A Drive in the Tuscan Countryside

This scene is not as green when winter approaches
A view of Pienza
We are staying in Moltepulciano in Tuscan for two weeks. Rick Steves was nice enough to include a drive through the Heart of Tuscany in his guidebook for the region. We were more than pleased to follow it and get some great views of the countryside along with visits to several of the small Tuscan hill towns.

Our first stop was La Foce Gardens. They only open on certain days which did not include Friday so we just made a quick stop and a short drive on a dirt road around the garden. Rick would have been pleased as we discovered a lovely small cemetery where we turned around.

Spedaletto Castle
Spedaletto Castle
From there we drove to the spa town of Bagno Vignoni. We did make a short stop at Spedaletto Castle which has long been a hostel for pilgrims walking the Via Francigena to Roma.

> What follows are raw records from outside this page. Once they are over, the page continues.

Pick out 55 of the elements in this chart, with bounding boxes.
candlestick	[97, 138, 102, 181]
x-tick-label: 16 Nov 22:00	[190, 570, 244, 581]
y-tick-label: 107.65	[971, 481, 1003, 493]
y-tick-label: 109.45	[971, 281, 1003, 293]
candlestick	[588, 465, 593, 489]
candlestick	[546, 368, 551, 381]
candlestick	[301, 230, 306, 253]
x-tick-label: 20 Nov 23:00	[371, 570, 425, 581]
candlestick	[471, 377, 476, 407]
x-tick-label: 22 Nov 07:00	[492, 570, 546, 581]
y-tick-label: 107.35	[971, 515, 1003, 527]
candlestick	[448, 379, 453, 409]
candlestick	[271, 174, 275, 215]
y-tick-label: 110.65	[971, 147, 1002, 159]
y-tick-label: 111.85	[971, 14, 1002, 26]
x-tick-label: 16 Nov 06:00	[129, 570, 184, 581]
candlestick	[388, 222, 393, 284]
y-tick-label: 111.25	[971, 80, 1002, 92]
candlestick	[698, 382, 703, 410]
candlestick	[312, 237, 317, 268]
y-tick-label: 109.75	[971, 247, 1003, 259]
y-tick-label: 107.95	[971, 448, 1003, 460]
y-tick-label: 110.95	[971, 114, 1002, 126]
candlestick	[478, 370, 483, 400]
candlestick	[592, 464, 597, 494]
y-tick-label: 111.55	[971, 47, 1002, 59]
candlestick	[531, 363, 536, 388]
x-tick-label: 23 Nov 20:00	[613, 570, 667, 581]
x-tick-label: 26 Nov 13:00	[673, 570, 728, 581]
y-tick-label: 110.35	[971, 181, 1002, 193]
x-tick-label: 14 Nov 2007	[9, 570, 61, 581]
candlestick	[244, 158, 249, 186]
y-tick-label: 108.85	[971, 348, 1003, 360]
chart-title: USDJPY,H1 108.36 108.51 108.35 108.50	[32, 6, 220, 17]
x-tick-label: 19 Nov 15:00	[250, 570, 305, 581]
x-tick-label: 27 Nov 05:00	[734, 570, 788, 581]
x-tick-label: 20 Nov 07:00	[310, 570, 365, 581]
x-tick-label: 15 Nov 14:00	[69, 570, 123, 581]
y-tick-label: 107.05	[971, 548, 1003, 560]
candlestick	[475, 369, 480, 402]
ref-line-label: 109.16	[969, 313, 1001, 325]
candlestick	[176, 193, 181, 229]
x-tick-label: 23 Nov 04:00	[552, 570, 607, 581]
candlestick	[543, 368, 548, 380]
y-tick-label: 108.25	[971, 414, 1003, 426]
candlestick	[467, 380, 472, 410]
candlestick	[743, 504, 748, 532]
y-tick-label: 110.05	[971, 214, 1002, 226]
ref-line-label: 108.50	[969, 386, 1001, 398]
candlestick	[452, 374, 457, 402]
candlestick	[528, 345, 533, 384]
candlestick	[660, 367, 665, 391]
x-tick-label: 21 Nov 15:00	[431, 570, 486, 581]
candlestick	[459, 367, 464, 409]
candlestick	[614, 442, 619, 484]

Wool in an old mill building
Beautiful spa waters
We found a parking space in Bagno Vignoni so we could wander the town. We expected to see some shops and a bath utilizing the hot spring water since the spa has been used since Roman times. And we did. The surprise was that this was also a mill town utilizing the spring water to turn the mill’s wheels. The mills, which were used into the 1950s are now gone, but the water paths remain and we could see the amazing series of runways leading the water to the millstones. It is always amazing to see the resourcefulness of those who came before.

The old mill site
Water coursing everywhere

Ingenious ditching to get the water to the right place
Our next stop was the papal city of Pienza. Pope Pius II was born here and when he became Pope in the 1400s, he decided to remake his home town into a city fit to be the birthplace of a Pope. We walked the main street through town, spent a few minutes watching workers transforming the square into something from the time of the Medicis for the upcoming TV series starring Dustin Hoffman. Perhaps next week we will get to see them filming. We had lunch and then spent some time on the walkway overlooking the valley listening to a pair of musicians (guitar and flute). Steve purchased their CD.
Pienza Cathedral altar
Ancient stone carvings in the Cathedral
This interior is typical
Watch for this coming to a television near you.
Dustin Hoffman starring in a series about the Medici family.

Small Courtyard in Pienza
Tie up your horsecart here
Enjoying the music and the view of the countryside
On our way out of town we stopped at the old church where Pius was baptized. It was also of interest because some of the decorations hark back to pagan times and the early years of the church when it was still dealing with its pagan roots.

The old church door
Ancient carvings above the door
Baptismal Font
From there we made one more stop on our way back to Montepulciano. Monticchiello is off the main road so is less visited making it a bit more rustic Italian. We had to park below town and make the walk up to see this lovely village with its typically narrow, curvy streets, shops, town square, and large church. We also noted a couple of excellent-looking restaurants one of which offered incredible views of the valley.
A more modern work of art in the church in Monticchiello.
Wine tasting in Monticchiello.
The entrance to Monticchiello with a fine restaurant just beyond the gate.
A welcoming minstrel

The only notable event on the ride back to our apartment in Montepulciano was the fact that we had to find our way through these narrow, winding streets of town without a guide. Our method to keep climbing when a choice was offered eventually led us to the Piazza Grande just above our apartment. After some discussion with a neighbor who wasn’t at all sure we were allowed to park in this restricted area, we parked anyway and took to a rest before heading out to another fine dinner and conversation. Three hours over a meal with friends is a good way to end any day. 

Some updates on the film set as we visited again four days later with my brother Kent and his wife Jina.

Final look to the set
Covering the paving stones with clay and straw
We saw a dozen wagons
Extras waiting for the next scene to be shot
If anyone knows the story this fresco references I would be happy to know.